En igual sentido, en la terminología anatómica internacional aparece el término tórax con el código A01.1.00.014 (FCAT). Este término también es de origen griego y hace referencia al pecho (Cadavid). Coincidentemente, Jenofonte cita que: “Habiéndose levantado Torax…dijo que si una vez salían del ponto, tendrían a su disposición el Quersoneso, que era tierra fértil y rica para el que se quisiese quedar a vivir en ella…” (Jenofonte). De otro lado, con sentido diferente al de nombre de persona, Parménides cita que el alma estaba formada por material ígneo que se localizaba en el tórax (Crivellato & Ribatti). Por tanto, el término tórax se asimila como nombre de persona y también como elemento corpóreo; pero surge de nuevo el interrogante: ¿cuál fue primero? En el latín figura el término pectus, que significa pecho (Mir).

El término romano ilium aparece en la terminología anatómica con el código A02.5.01.009 (FCAT), que al castellanizarse se nombra como ilion (Chatain, 1967), el cual corresponde a un elemento óseo de la pelvis (Lippert, 2005) que continúa creciendo entre los 5 años y la pubertad (Yusof et al., 2013). La historia griega nos cuenta que Troya o Ilión es una ciudad antigua, ubicada actualmente en Turquía, donde se celebró la famosa guerra de Troya. También se cita en la literatura que Ilión heredará la antigua Troya (Manfredi; Ceceña). El primer asentamiento griego en ilion se remonta al siglo VIII, asociado con el culto de Atenea Ilias, mientras que en Herodoto el país es llamado TroiasIlias (West III, 2012). Por lo anterior, ¿podría inferirse que el término ilión es un topónimo?.

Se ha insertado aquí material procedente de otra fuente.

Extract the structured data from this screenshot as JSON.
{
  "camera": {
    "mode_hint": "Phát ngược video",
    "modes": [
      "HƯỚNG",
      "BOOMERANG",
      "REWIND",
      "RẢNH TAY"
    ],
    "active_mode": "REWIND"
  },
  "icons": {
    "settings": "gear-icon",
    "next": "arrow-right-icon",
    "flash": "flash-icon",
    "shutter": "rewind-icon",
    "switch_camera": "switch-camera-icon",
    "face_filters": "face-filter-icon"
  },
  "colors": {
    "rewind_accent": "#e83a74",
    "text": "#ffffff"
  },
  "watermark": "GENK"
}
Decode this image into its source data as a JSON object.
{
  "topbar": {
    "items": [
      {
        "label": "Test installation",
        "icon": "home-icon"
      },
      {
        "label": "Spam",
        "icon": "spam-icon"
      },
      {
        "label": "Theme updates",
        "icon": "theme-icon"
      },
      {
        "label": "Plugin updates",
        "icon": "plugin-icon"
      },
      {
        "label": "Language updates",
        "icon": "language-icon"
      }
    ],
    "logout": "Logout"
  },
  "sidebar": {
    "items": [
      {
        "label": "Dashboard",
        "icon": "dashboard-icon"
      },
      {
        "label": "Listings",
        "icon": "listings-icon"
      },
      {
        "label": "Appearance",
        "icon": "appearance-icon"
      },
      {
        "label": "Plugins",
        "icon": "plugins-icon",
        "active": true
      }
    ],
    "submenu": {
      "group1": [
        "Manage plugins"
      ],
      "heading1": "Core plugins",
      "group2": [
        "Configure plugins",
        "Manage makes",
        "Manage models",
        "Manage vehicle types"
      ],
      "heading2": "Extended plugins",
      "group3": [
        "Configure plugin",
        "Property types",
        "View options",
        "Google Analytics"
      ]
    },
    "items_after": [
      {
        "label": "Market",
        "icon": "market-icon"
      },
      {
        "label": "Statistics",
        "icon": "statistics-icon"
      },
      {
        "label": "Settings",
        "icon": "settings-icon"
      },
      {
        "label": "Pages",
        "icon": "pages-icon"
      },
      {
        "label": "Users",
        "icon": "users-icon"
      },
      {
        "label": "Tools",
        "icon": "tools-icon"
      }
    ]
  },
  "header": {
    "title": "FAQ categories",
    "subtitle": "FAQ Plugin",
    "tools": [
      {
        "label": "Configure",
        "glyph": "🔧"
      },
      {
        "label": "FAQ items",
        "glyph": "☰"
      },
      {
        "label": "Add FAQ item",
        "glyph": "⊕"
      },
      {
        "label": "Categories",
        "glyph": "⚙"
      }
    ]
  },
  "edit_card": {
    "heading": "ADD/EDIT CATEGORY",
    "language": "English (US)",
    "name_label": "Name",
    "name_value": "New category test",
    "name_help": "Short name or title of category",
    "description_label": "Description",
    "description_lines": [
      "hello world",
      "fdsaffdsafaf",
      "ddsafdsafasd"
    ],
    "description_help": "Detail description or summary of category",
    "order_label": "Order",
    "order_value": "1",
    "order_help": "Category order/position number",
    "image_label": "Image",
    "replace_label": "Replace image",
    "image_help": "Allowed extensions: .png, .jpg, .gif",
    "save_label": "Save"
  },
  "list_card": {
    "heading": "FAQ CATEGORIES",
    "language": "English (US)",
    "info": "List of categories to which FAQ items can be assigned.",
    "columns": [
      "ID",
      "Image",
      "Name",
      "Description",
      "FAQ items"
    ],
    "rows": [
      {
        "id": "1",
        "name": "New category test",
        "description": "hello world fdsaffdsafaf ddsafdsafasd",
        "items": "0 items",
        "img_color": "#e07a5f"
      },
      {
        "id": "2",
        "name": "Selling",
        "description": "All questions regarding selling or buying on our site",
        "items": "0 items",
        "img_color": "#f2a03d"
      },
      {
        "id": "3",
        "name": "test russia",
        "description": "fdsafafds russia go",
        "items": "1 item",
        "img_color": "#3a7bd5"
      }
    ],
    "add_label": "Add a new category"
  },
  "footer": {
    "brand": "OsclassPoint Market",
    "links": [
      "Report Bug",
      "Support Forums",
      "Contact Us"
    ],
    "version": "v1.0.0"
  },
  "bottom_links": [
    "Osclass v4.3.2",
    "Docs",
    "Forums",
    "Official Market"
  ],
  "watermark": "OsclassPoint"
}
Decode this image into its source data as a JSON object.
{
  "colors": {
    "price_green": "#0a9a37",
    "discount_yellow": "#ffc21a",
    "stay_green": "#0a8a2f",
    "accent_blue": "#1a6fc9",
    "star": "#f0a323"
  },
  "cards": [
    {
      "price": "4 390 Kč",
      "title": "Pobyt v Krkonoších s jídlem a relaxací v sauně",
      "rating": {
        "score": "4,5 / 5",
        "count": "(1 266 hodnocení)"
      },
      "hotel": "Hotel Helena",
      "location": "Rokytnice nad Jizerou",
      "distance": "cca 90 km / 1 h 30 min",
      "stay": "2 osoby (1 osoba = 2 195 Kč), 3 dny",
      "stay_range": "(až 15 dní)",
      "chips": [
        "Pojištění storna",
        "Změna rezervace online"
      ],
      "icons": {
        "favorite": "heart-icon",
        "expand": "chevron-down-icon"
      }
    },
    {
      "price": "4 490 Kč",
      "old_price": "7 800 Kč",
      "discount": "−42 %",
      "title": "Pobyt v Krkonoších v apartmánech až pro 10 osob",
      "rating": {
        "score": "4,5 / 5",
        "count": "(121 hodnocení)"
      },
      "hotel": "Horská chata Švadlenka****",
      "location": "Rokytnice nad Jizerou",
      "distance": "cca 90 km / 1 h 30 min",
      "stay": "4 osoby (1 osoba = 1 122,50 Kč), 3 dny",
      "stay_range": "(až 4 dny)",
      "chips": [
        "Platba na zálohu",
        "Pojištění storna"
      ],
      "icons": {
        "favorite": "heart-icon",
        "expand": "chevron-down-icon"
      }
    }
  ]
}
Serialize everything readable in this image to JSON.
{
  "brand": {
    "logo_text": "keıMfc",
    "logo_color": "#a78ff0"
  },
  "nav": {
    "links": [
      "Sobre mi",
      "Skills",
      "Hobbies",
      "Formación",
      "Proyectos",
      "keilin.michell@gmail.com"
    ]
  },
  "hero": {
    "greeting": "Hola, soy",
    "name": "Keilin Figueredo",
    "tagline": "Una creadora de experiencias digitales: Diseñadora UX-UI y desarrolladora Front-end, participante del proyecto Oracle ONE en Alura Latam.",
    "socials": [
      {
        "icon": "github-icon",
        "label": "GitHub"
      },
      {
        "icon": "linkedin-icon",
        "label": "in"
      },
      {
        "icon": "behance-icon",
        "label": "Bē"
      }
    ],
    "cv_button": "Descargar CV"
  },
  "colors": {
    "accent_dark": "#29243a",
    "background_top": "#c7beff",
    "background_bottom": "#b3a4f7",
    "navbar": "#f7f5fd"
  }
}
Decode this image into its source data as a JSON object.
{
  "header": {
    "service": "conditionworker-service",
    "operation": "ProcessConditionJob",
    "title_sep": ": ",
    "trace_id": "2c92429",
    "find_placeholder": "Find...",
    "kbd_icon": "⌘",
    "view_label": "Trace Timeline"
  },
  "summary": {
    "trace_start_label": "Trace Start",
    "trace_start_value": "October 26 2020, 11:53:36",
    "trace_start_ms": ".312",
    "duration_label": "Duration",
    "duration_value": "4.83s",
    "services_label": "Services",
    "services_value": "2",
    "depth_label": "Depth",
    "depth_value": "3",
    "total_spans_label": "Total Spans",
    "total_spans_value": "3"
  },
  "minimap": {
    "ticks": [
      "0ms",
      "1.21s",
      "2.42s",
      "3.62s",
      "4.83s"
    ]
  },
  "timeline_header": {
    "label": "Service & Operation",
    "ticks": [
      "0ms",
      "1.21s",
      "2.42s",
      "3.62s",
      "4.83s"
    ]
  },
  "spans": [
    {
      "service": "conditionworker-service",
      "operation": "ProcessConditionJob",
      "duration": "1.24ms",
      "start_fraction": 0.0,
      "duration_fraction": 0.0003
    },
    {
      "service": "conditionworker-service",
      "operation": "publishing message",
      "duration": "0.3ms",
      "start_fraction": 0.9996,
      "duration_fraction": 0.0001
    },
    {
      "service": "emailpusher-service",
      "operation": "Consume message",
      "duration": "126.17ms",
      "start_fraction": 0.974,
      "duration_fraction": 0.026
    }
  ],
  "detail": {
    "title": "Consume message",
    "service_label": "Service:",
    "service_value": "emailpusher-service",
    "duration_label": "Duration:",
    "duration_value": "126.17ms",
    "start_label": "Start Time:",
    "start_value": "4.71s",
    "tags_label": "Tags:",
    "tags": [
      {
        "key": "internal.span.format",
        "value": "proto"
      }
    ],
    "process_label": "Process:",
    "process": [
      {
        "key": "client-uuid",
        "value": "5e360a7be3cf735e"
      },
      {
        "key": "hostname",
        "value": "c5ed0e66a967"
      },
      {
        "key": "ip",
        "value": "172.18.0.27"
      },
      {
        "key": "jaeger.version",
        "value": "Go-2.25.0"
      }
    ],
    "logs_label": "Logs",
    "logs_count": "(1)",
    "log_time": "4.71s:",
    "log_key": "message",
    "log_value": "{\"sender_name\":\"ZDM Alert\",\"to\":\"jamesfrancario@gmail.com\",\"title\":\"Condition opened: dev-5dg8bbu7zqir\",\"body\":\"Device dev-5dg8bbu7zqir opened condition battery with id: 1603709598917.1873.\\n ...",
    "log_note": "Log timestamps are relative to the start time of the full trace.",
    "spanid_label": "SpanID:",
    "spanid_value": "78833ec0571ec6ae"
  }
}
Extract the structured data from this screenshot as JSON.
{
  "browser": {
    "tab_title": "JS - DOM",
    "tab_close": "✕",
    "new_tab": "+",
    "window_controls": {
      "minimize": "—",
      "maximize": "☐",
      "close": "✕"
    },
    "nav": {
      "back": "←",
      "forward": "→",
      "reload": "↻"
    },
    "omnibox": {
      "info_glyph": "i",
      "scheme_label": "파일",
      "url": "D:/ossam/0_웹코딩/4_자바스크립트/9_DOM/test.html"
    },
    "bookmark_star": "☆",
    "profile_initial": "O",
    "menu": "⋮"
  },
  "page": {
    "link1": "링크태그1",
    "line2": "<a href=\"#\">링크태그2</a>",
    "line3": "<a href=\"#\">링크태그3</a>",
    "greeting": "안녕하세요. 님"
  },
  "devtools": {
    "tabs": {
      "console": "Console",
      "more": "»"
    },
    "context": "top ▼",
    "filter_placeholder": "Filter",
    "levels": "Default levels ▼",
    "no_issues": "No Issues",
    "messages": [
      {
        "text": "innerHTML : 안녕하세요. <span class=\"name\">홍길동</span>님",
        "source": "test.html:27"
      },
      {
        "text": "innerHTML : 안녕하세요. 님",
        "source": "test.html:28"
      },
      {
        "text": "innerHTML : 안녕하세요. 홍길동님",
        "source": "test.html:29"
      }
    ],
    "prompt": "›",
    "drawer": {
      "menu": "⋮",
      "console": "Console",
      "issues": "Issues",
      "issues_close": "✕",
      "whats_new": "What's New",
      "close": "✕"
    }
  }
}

El término meninge, que en la terminología anatómica figura con el código A14.1.01.001 (FCAT), deriva del genitivo griego singular de méninx (meningos) que significa membrana (Cadavid). Se trata de las tres membranas que recubren el cerebro (Decimo et al., 2012) y otros elementos del sistema nervioso central. Plutarco hace referencia a la isla de Méninx (otros textos, la traducen al castellano como Meninge), citada por el viaje de Mario el Romano (Plutarco). Sin embargo, en los tratados hipocráticos ya se menciona el término meninge (García). Entonces, ¿cuál fue primero?, ¿acaso el término meninge corresponde a otro topónimo?.

Otro término epónimo de origen latino relacionado con el sistema nervioso es el de nervus, que aparece en la terminología anatómica con el código A14.2.00.013 (FCAT), traducido al castellano como nervio. Los nervios son elementos que conducen excitabilidad y potenciales motores gracias a sus diversos canales iónicos (Farrar et al., 2013). Cayo Julio César lo nombra en su libro sobre la guerra de las Galias, cuando dijo que los nervios de la Galia eran considerados los más fieros. Posteriormente, Plutarco también se refiere a ellos en el mismo sentido, cuando escribió que los nervios de la Galia son feroces y belicosos. No obstante, en los tratados hipocráticos se utiliza el término nervio (García).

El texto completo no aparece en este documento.